When the "G" Word Doesn't Work

05/06/2015 12:49 pm ET | Updated May 06, 2016

"We should have a great many fewer disputes in the world if words were taken for what they are, the signs of our ideas only, and not for things themselves". ~ John Locke

Recently I had an interesting conversation with a gentleman I met at a birthday party for a mutual friend. We spoke amicably and philosophically for a few minutes and were having a wonderful time. When the typical, "so, what do you do for a living?" question came up and I told him I was an author of inspirational books and a spiritual mentor I could see he was visibly agitated. His eyes sort of rolled back in his head and it became obvious he was preparing himself for a debate (argument) with me. "Oh," he said. "A real man of God are you?" with a snide nasty emphasis on the word God. I thought this was quite amazing given the fact I never mentioned the word God--he did. There was a very awkward moment of silence and then he took a deep breath and apologized for the way he said what he did.

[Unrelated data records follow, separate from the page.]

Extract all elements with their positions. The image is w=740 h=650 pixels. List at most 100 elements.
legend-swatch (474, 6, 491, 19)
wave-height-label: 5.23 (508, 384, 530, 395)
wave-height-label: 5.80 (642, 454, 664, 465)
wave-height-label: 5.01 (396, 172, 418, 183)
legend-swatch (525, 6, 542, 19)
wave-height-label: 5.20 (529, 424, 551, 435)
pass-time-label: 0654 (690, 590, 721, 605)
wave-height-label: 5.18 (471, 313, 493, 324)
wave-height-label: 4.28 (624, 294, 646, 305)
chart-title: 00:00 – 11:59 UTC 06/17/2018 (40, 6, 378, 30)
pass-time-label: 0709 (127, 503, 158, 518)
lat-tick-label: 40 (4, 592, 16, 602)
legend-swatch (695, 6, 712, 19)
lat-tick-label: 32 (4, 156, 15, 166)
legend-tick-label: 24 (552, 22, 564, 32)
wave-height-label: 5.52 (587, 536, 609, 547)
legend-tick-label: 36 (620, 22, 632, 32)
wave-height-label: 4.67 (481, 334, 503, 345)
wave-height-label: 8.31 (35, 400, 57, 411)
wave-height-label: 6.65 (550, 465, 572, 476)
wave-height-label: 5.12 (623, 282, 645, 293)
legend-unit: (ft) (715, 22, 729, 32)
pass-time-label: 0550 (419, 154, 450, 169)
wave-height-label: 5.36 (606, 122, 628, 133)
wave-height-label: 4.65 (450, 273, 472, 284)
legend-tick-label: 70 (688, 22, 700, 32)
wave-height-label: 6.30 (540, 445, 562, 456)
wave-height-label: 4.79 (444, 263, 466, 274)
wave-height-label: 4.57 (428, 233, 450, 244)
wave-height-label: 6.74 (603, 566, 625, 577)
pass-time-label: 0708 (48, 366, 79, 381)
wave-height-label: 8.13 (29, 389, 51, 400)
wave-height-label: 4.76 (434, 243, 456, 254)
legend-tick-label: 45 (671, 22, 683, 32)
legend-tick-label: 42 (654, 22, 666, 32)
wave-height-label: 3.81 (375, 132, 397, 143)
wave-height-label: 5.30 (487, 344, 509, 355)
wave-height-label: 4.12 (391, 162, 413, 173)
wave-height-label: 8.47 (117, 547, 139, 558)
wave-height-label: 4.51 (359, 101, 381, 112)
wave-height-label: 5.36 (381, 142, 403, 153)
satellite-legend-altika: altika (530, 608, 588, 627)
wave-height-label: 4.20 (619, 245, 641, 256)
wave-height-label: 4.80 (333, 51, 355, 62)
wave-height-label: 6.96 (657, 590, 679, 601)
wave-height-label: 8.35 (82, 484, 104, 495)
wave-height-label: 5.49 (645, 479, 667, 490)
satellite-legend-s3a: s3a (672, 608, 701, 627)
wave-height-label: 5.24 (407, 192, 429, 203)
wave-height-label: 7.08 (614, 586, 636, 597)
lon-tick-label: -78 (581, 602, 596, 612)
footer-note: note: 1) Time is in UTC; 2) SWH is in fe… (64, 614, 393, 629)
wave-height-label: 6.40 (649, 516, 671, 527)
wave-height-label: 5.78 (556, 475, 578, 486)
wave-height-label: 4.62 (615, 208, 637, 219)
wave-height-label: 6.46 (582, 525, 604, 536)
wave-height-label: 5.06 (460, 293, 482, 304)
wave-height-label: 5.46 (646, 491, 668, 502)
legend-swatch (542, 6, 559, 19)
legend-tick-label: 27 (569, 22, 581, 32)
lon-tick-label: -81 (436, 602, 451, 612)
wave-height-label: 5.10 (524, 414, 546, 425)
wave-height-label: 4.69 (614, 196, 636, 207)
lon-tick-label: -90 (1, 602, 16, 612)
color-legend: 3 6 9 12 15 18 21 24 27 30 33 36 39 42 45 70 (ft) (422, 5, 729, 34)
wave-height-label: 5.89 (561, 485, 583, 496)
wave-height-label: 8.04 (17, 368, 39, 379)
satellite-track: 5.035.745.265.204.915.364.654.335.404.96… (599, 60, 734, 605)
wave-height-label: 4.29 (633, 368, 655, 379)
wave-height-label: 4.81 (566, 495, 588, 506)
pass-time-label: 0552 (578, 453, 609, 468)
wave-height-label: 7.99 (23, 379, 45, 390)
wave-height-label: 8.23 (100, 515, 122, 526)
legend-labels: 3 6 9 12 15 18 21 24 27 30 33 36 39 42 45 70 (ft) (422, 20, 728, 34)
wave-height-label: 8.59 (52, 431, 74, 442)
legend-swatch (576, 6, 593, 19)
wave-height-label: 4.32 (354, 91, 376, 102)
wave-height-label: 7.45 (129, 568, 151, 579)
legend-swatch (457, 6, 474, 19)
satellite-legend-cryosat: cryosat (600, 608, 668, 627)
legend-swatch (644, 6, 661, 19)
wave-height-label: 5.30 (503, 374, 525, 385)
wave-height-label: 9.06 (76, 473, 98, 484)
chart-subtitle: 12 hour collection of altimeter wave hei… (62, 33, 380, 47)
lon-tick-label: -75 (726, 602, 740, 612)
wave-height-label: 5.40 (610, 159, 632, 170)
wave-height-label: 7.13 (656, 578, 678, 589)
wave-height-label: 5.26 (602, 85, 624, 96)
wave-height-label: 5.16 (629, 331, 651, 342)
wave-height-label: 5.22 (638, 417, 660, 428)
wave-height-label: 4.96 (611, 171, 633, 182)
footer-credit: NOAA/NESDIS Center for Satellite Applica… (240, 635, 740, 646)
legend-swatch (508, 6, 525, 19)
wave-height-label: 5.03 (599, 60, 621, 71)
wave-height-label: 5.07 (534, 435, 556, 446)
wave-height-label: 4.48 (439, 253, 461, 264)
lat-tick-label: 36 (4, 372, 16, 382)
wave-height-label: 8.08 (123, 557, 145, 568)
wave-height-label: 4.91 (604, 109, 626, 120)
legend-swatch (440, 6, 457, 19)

He said that for most of his adult life he had trouble dealing with the word God because of memories of his childhood experiences in a church where the word God was always spoken in conjunction with inference to hell, damnation, anger, guilt, shame, fear, eternal punishment and control. He said. "I have no problem with spirituality and the quest to know we are part of something that is larger than we, but don't call it God. Clearly, for him, the word God symbolizes something negative. At that moment, realizing he was not the only person on the planet who thinks this way I started feeling great sadness for those people who continue to allow a "word" that may have some negative history around it to come between them and a universal Presence that goes far beyond names we human beings have affixed to it.

Harold Robbins Haldeman wrote, "We are getting into semantics again. If we use words, there is a very grave danger they will be misinterpreted". It's funny how the same words can be interpreted so differently. I encourage you to remember that words merely serve as symbols, which represent beliefs, thoughts, and ideas that each of us must interpret for ourselves. I am keenly aware that words can mean different things for different people. Throughout my teaching and writings there are numerous references to the word God. At times I will use other words describing God that mean the same thing to me, but in a different way depending on the context in which it is being used. I often interchange the word God with other words such as Source, The Infinite One, Being, Him, Her, Presence, Self, The Whole, Divine Mind, Life, Spirit, Universal Intelligence and even, It. There are more words I use as well, but I trust you get my point. In my mind there is one God, which is known by many different names (words/symbols) call It what you may.

To further make my point, some people might be comfortable or not comfortable with yet other names for God such as Atman, Brahman, Allah, Baha'u'llah, The Christ, The Buddha Nature, Wakan Tanka, The Creator, The Great Maker, Jehovah, Elohim, Yahweh, That which Is, The Father, Goddess, The Great Spirit, The Beloved, and so on. When it comes to names for God there seems to be something for everybody. Then again, as with my birthday party friend, others may not resonate whatsoever with any particular concept or name for God. Perhaps the "G word" even makes them want to shut down and disconnect from what is being said.

Because they come from our heads (intellect) rather than our hearts, perhaps all words referring to God do nothing but get in the way, building a sense of separation from It. Perhaps Divinity lives so fully in our hearts as a feeling that the minute we name or label It something we automatically limit our experience of It by drawing boundaries around It. Hannah Arendt wrote, "Nothing we use or hear or touch can be expressed in words that equal what we are given by the senses". I encourage you to open your heart and move beyond any attachment to the words used by yourself or others to describe that which truly is, and always has been, beyond description. Words are but symbols, which, at the end of the day, have no more or less meaning than what we individually choose to assign them. Call it what you like, I say it's all good!